Anteil daran hat natürlich auch Ulis Co-Trainer Patrick Jahn. „Nach drei Jahren habe ich gemerkt, dass ich etwas Entlastung brauche und habe selbst vorgeschlagen, mit Patrick ein Trainerteam zu bilden. Trotz schlechtem Start in die Saison 2016/2017 hat das bis heute auch super funktioniert – gerade nach diesem schwachen Start sind wir in der Rückrundentabelle auf Platz zwei gestürmt. Das war schon toll!“

Reisen, Triathlon und Marathon

Nun hat Uli also mehr Zeit für seine Hobbies. Da seine Frau Flugbegleiterin ist, gehen die beiden gerne gemeinsam auf Reisen. „Jetzt bin ich einfach flexibler und kann in Urlaub fahren, wann ich möchte“, freut sich Uli auf die kommende Freizeit. Am liebsten reist der Projektmanager bei einem Chemieunternehmen mit seiner Frau nach Südafrika. Dort hat er sich im März auch einen Traum erfüllt, indem er an der „Cape Town Cycle Tour“ teilgenommen hat. „Das ist das größte Jedermannradrennen der Welt mit mehr als 35.000 Teilnehmern und geht über 109 Kilometer.“ Ein Klacks für den Ausdauersportler Uli, der schon an einigen Triathlonrennen teilgenommen hat und bereits zweimal einen Marathon gelaufen ist. Konditionell haben ihm seine Spieler also so schnell nichts vorgemacht.

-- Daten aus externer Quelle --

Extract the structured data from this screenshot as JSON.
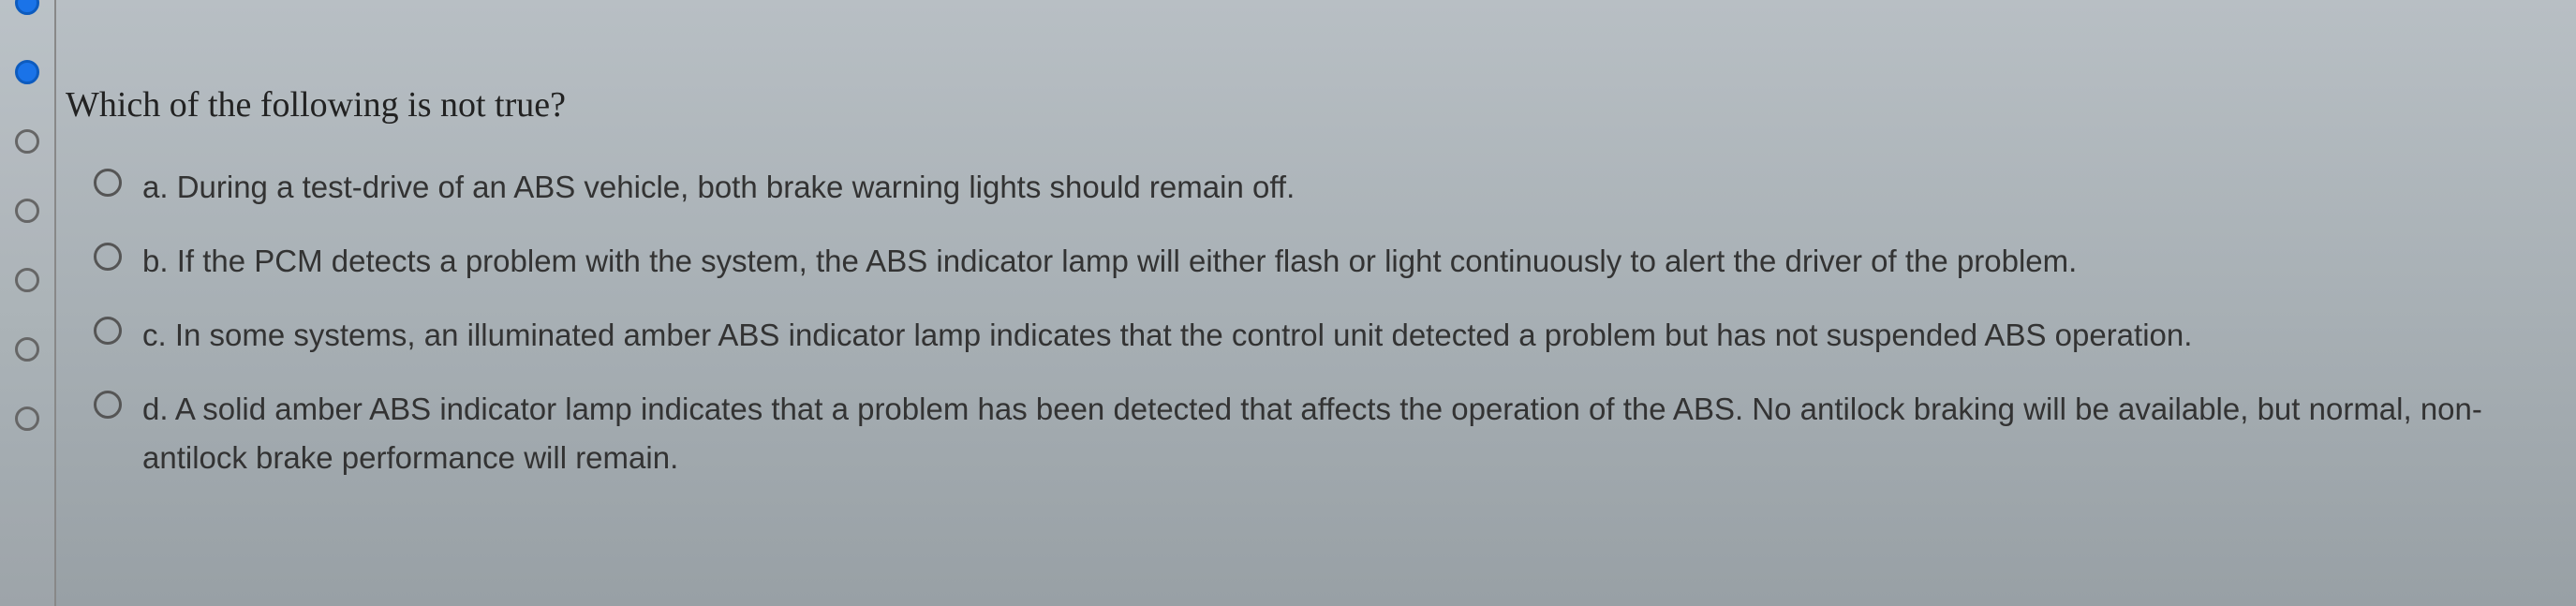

„Ein Bayern-Fan kommt mir nicht ins Haus“

Einer konnte ihm in seiner Laufbahn dann doch etwas vormachen: Sein Schwiegervater, der dem damaligen Bayern-Fan Uli klar zu verstehen gab, dass ihm ein Bayern-Anhänger nicht ins Haus käme. Also schwenkte Uli seiner Gattin zuliebe auf die Eintracht um. Die Eintracht findet er heute so gut, dass er sich sicher war, dass die Eintracht den Pokal holen würde gegen den FC Bayern. Also setzte er 50 Euro auf den Pokalsieg der Eintracht – das Ergebnis ist bekannt. Dank Neuner-Quote war Ulis Ausstand mehr als gesichert.

Für die Frankfurter war diese Saison übrigens – wie eingangs erwähnt auch für die Selterser – der größte Erfolg seit langer Zeit. Damit schließt sich also eigentlich sogar ein vierter Kreis – denn wie sein Kollege Niko Kovac sagt Uli seinem bisherigen Verein nach einem tollen Erfolg „Auf Wiedersehen“.

Lieber Uli, das flw24-Team wünscht dir alles Gute im Fußball-Ruhestand! Man sieht sich sicher auf dem einen oder anderen Sportplatz im Kreis!